Fenomena gejolak aksi-aksi perburuhan saat ini terjadi bersamaan dengan tren pertumbuhan ekonomi secara nasional, yang beberapa tahun terakhir cukup tinggi (sekitar 6 persen) di tengah situasi krisis ekonomi global. Gejolak perburuhan secara perlahan, tetapi pasti turut meletup pada era Orde Baru, khususnya 1990-an, dengan berbagai aksi pemogokan berskala kawasan hingga tingkat kota.
Pertumbuhan ekonomi kita tak disertai pemerataan kesejahteraan. Ketidaksetaraan antar-lapisan sosial cukup mencolok, seperti dikomentari peraih Nobel Ekonomi 2007, Erik Maskin. Dalam kunjungannya ke Indonesia, Maskin menyoroti nasib buruh di kelas terbawah yang mengalami tekanan persaingan pasar tenaga kerja yang sangat kompetitif.
Sistem kerja kontrak alih daya dan politik upah murah adalah karakteristik umum yang dikesankan jadi prasyarat keunggulan dan pertumbuhan dalam relasi kita dengan globalisasi.
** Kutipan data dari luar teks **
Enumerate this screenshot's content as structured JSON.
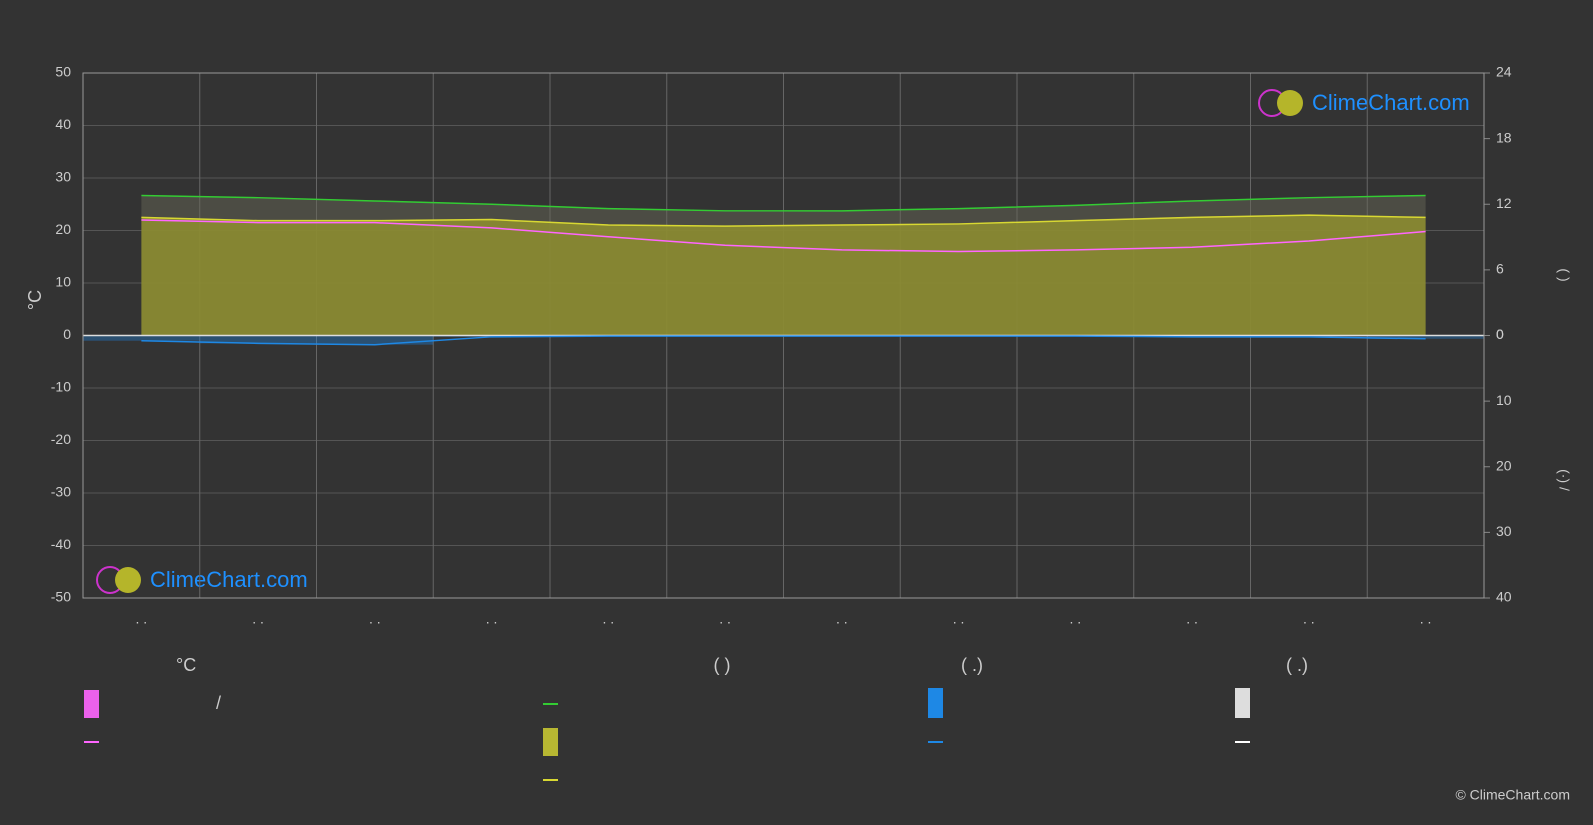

Padahal, bila kita kembali ke observasi Maskin—juga oleh Kaushik Basu, guru besar ekonomi asal Cornell—justru ditemukan, globalisasi adalah salah satu penyebab ketimpangan kesejahteraan. Terutama di negara-negara berkembang, termasuk Indonesia, karena menaikkan pendapatan rata-rata, tetapi menimbulkan masalah distribusi pendapatan.
Latar dari pertumbuhan yang menghasilkan kesenjangan dan juga fondasi dari gejolak perburuhan dewasa ini ada di tingkat lokal. Kompetisi di pasar tenaga kerja berlangsung dalam konteks desentralisasi sebagai model kekuasaan yang diterapkan dalam hubungan antara pemerintah pusat dan daerah pada masa pasca-otoriterisme.
Akibatnya, keterlibatan negara didorong agar ”berkurang” dalam politik perburuhan, dengan melimpahkan tanggung jawab untuk membereskan konflik yang selalu terjadi dalam hubungan industrial kepada pemerintah lokal. Struktur kesempatan politik yang tersedia saat ini memberikan ruang bagi mobilisasi lebih leluasa buruh untuk berpolitik menggunakan metode bersifat direct action.